За товаром, по условию Ивана Ивановича, самосвалы колоннами к концу недели приходили. По большей части с ненашими, нездешними номерами. И грузчики, похоже, были на них не из наших. Так как лопотали не по-нашему. Держались ненаши грузчики тоже особняком. Бывало, станут особняком и меж собой по-своему «дыр-дыр-дыр!». Случалось, угощали наших охотно сигаретами или шоколадом. Говорили: у вас здесь трудности, мы их вполне понимаем, потому и помогаем изо всех сил. Ну, и наши грузчики сперва подачки с радостью брали. А потом видят: они сигареты эти ихние и шоколад с такой же охотой нашим собакам расшвыривают. И брать перестали, наотрез отказывались. Ну а наши собаки, те ничем не брезговали, брали, что попало, и шоколадом, и сигаретами, и ихней водкой. Смотришь, какая-нибудь наша собака к вечеру уже до посинения нажралась, с ихней сигареткой в клыках под кустом валяется, ноги раскорячила, вся растелешилась — один стыд, а также срам. Ненаши грузчики, увидев это, сразу и пальцами на лежащую показывают.
— У, лярва! — пнет такую пьяную собаку с досадой Феликс. А та рыгнет в ответ с гордостью, вполне понятной.
— Я те не лярва! У меня имя собственное есть! Жучка я!
Одна такая Жучка, недоглядели, прибилась в конце концов к ним. И сколько ни гнали, ни били ее по спине (то палкой, то просто совковой лопатой) — от наших к ненашим не пошла. Хотя, сучка, с руки у них питалась.
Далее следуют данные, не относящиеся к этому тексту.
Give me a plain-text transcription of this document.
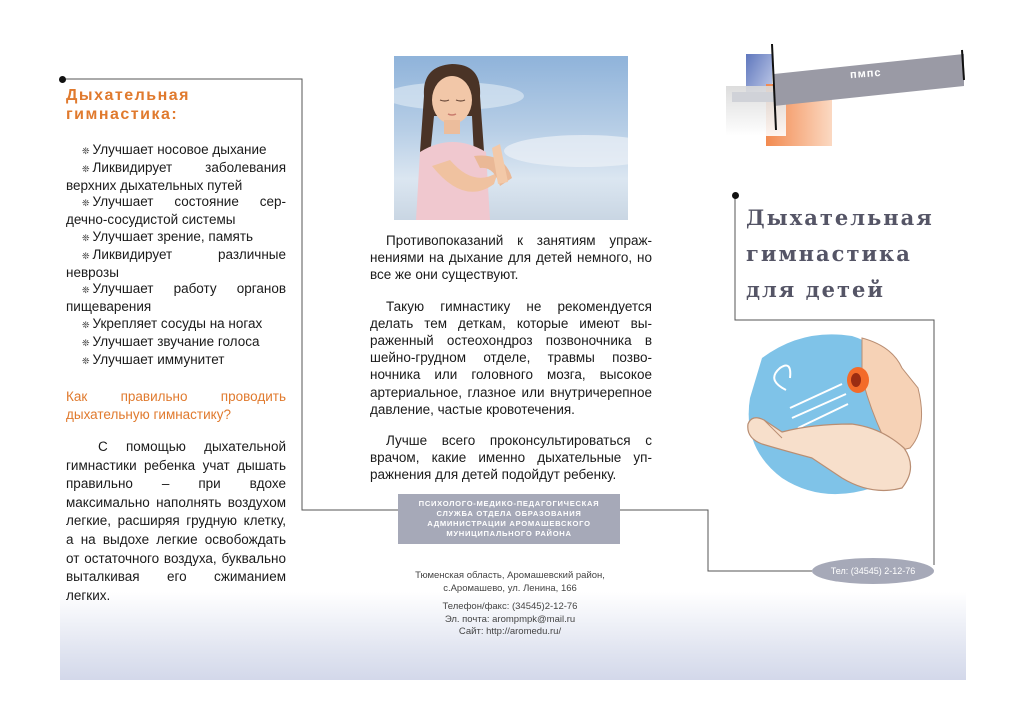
Дыхательная гимнастика:
❊ Улучшает носовое дыхание
❊ Ликвидирует заболевания верхних дыхательных путей
❊ Улучшает состояние сердечно-сосудистой системы
❊ Улучшает зрение, память
❊ Ликвидирует различные неврозы
❊ Улучшает работу органов пищеварения
❊ Укрепляет сосуды на ногах
❊ Улучшает звучание голоса
❊ Улучшает иммунитет
Как правильно проводить дыхательную гимнастику?

С помощью дыхательной гимнастики ребенка учат дышать правильно – при вдохе максимально наполнять воздухом легкие, расширяя грудную клетку, а на выдохе легкие освобождать от остаточного воздуха, буквально выталкивая его сжиманием легких.

Противопоказаний к занятиям упражнениями на дыхание для детей немного, но все же они существуют.

Такую гимнастику не рекомендуется делать тем деткам, которые имеют выраженный остеохондроз позвоночника в шейно-грудном отделе, травмы позвоночника или головного мозга, высокое артериальное, глазное или внутричерепное давление, частые кровотечения.

Лучше всего проконсультироваться с врачом, какие именно дыхательные упражнения для детей подойдут ребенку.

ПСИХОЛОГО-МЕДИКО-ПЕДАГОГИЧЕСКАЯ СЛУЖБА ОТДЕЛА ОБРАЗОВАНИЯ АДМИНИСТРАЦИИ АРОМАШЕВСКОГО МУНИЦИПАЛЬНОГО РАЙОНА
Тюменская область, Аромашевский район,
с.Аромашево, ул. Ленина, 166
Телефон/факс: (34545)2-12-76
Эл. почта: arompmpk@mail.ru
Сайт: http://aromedu.ru/
пмпс
Дыхательная
гимнастика
для детей
Тел: (34545) 2-12-76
— Ты предатель народных интересов! — бежал за ней с совковой лопатой Феликс, если обнаруживал подобную картину с похмелья. А Иван Иванович — коли наезжал к тому моменту — стоял себе на дворе, расставив слоновьи ноги. И, подозвав, гладил по голове вздрагивающего Феликса:
— Да не нервничай ты так, Феликс Наумович. Как сказано в Писании? Там сказано: праведников постигает участь нечестивых, а нечестивые получают то, что заслужили праведники. И это суета! Потому нет лучшего для человека под солнцем, как есть, пить и веселиться!.. Так сказал Экклезиаст. А я по-другому говорю: не все ли равно, из каких рук сытно питаться? Главное в жизни, ребята, диктует поджелудочная железа!
И так часто им это Иван Иванович повторял, что они, в конечном счете потеряли в его слова всякую веру.
— Вы передергиваете Писание! — пробовал уже возражать ему Там-Там. — И про нашу с вами жизнь там совсем другое сказано. Все мы как псы, Иван Иванович, так как постоянно возвращаемся на свою блевотину.
— Вот это про нас! — удостоверял сказанное Феликс.
Нет, Там-Там не потерял способности шевелить мозгами. И теперь он, хоть и с усилием, нередко что-нибудь даже про народ подумывал. «А может, так далеко с ним зашло, что не только у нас с Иван Иванычем, но и у всего народа эта железа подлежит удалению?» — закрадывалась пугающая мысль в его тяжелую с утра голову.